Poor attempts to ask the "community" to rewrite this or that piece under a BSD license for you are laughable and you will buy very little time (assuming they succeed in the first place).

Once again: nothing GPL-specific in the above.

About the calculus for the project

Posted Feb 10, 2012 16:11 UTC (Fri) by landley (guest, #6789) [Link] (1 responses)

"s/copyright/patent/"

Let the backpedaling commence.

About the calculus for the project

Posted Feb 10, 2012 16:45 UTC (Fri) by marcH (subscriber, #57642) [Link]

> "s/copyright/patent/"

No.

The copyright system is not perfect and probably too hard but it's fair and basically working. The current patent system is completely broken and totally unfair.
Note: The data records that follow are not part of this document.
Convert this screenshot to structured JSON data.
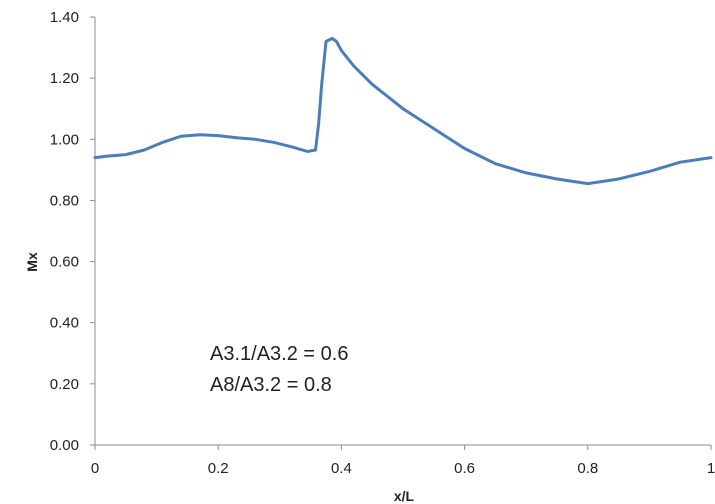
{
  "chart_data": {
    "type": "line",
    "title": "",
    "xlabel": "x/L",
    "ylabel": "Mx",
    "xlim": [
      0,
      1
    ],
    "ylim": [
      0,
      1.4
    ],
    "x_ticks": [
      "0",
      "0.2",
      "0.4",
      "0.6",
      "0.8",
      "1"
    ],
    "y_ticks": [
      "0.00",
      "0.20",
      "0.40",
      "0.60",
      "0.80",
      "1.00",
      "1.20",
      "1.40"
    ],
    "grid": false,
    "series": [
      {
        "color": "#4a7ebb",
        "x": [
          0,
          0.02,
          0.05,
          0.08,
          0.11,
          0.14,
          0.17,
          0.2,
          0.23,
          0.26,
          0.29,
          0.32,
          0.345,
          0.358,
          0.363,
          0.368,
          0.375,
          0.385,
          0.392,
          0.4,
          0.42,
          0.45,
          0.5,
          0.55,
          0.6,
          0.65,
          0.7,
          0.75,
          0.8,
          0.85,
          0.9,
          0.95,
          1.0
        ],
        "y": [
          0.94,
          0.945,
          0.95,
          0.965,
          0.99,
          1.01,
          1.015,
          1.012,
          1.005,
          1.0,
          0.99,
          0.975,
          0.96,
          0.965,
          1.05,
          1.18,
          1.32,
          1.33,
          1.32,
          1.29,
          1.24,
          1.18,
          1.1,
          1.035,
          0.97,
          0.92,
          0.89,
          0.87,
          0.855,
          0.87,
          0.895,
          0.925,
          0.94
        ]
      }
    ]
  },
  "annotations": [
    "A3.1/A3.2 = 0.6",
    "A8/A3.2 = 0.8"
  ]
}
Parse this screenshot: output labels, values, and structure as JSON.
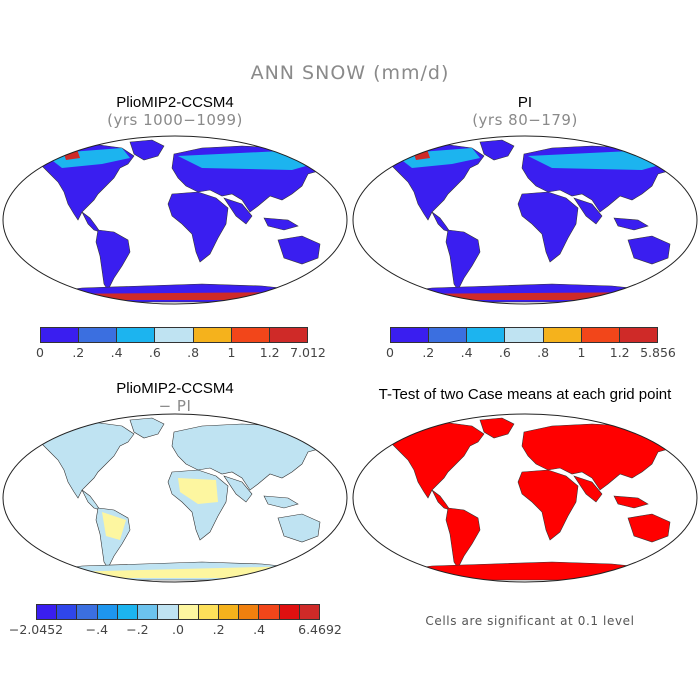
{
  "title": "ANN SNOW (mm/d)",
  "panels": {
    "top_left": {
      "title": "PlioMIP2-CCSM4",
      "subtitle": "(yrs 1000−1099)"
    },
    "top_right": {
      "title": "PI",
      "subtitle": "(yrs 80−179)"
    },
    "bottom_left": {
      "title": "PlioMIP2-CCSM4",
      "subtitle": "− PI"
    },
    "bottom_right": {
      "title": "T-Test of two Case means at each grid point",
      "note": "Cells are significant at 0.1 level"
    }
  },
  "colorbars": {
    "top_left": {
      "colors": [
        "#3a1ef0",
        "#3b6fe0",
        "#1cb4ef",
        "#bfe3f2",
        "#f5b21c",
        "#f2461a",
        "#cf2a28"
      ],
      "labels": [
        "0",
        ".2",
        ".4",
        ".6",
        ".8",
        "1",
        "1.2",
        "7.012"
      ]
    },
    "top_right": {
      "colors": [
        "#3a1ef0",
        "#3b6fe0",
        "#1cb4ef",
        "#bfe3f2",
        "#f5b21c",
        "#f2461a",
        "#cf2a28"
      ],
      "labels": [
        "0",
        ".2",
        ".4",
        ".6",
        ".8",
        "1",
        "1.2",
        "5.856"
      ]
    },
    "bottom_left": {
      "colors": [
        "#3a1ef0",
        "#2f46ea",
        "#3b6fe0",
        "#1e96ee",
        "#1cb4ef",
        "#6cc3ee",
        "#bfe3f2",
        "#fdf6a0",
        "#fde05a",
        "#f5b21c",
        "#f0800e",
        "#f2461a",
        "#e01010",
        "#cf2a28"
      ],
      "labels": [
        "−2.0452",
        "−.4",
        "−.2",
        ".0",
        ".2",
        ".4",
        "6.4692"
      ]
    }
  },
  "map_colors": {
    "ocean": "#ffffff",
    "snow_low": "#3a1ef0",
    "snow_mid": "#1cb4ef",
    "snow_high": "#cf2a28",
    "diff_neutral": "#bfe3f2",
    "diff_pos": "#fdf6a0",
    "significant": "#ff0000"
  }
}
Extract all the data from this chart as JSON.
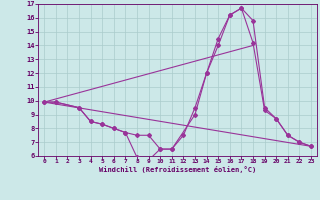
{
  "bg_color": "#cce8e8",
  "grid_color": "#aacccc",
  "line_color": "#993399",
  "spine_color": "#660066",
  "tick_color": "#660066",
  "xlabel": "Windchill (Refroidissement éolien,°C)",
  "xlim": [
    -0.5,
    23.5
  ],
  "ylim": [
    6,
    17
  ],
  "yticks": [
    6,
    7,
    8,
    9,
    10,
    11,
    12,
    13,
    14,
    15,
    16,
    17
  ],
  "xticks": [
    0,
    1,
    2,
    3,
    4,
    5,
    6,
    7,
    8,
    9,
    10,
    11,
    12,
    13,
    14,
    15,
    16,
    17,
    18,
    19,
    20,
    21,
    22,
    23
  ],
  "line1_x": [
    0,
    1,
    3,
    4,
    5,
    6,
    7,
    8,
    9,
    10,
    11,
    12,
    13,
    14,
    15,
    16,
    17,
    18,
    19,
    20,
    21,
    22,
    23
  ],
  "line1_y": [
    9.9,
    9.9,
    9.5,
    8.5,
    8.3,
    8.0,
    7.7,
    5.9,
    5.7,
    6.5,
    6.5,
    7.5,
    9.5,
    12.0,
    14.5,
    16.2,
    16.7,
    15.8,
    9.5,
    8.7,
    7.5,
    7.0,
    6.7
  ],
  "line2_x": [
    0,
    1,
    3,
    4,
    5,
    6,
    7,
    8,
    9,
    10,
    11,
    13,
    14,
    15,
    16,
    17,
    18,
    19,
    20,
    21,
    22,
    23
  ],
  "line2_y": [
    9.9,
    9.9,
    9.5,
    8.5,
    8.3,
    8.0,
    7.7,
    7.5,
    7.5,
    6.5,
    6.5,
    9.0,
    12.0,
    14.0,
    16.2,
    16.7,
    14.2,
    9.3,
    8.7,
    7.5,
    7.0,
    6.7
  ],
  "line3_x": [
    0,
    23
  ],
  "line3_y": [
    9.9,
    6.7
  ],
  "line4_x": [
    0,
    18
  ],
  "line4_y": [
    9.9,
    14.0
  ]
}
Imagine you write some code, then I copy and massage a few lines of it and bang I get the copyright on the whole thing. This is how the copyright system would look like if it were managed by the USPTO.

About the calculus for the project

Posted Feb 12, 2012 15:44 UTC (Sun) by nix (subscriber, #2304) [Link]

Well, yes, except that *all* companies rapidly become a bloody mess because of accumulating history and staff turnover. It's impossible to keep in license compliance as long as any staff can drop off the face of the earth with a month's notice without documenting anything or ever communicating with the old workplace again (and, alas, that has been the tradition everywhere I've ever worked: they've routinely been shocked when I've presented them with an email address they can send queries to, FFS. Is supporting your own old stuff so radical? Apparently it is, to many people.)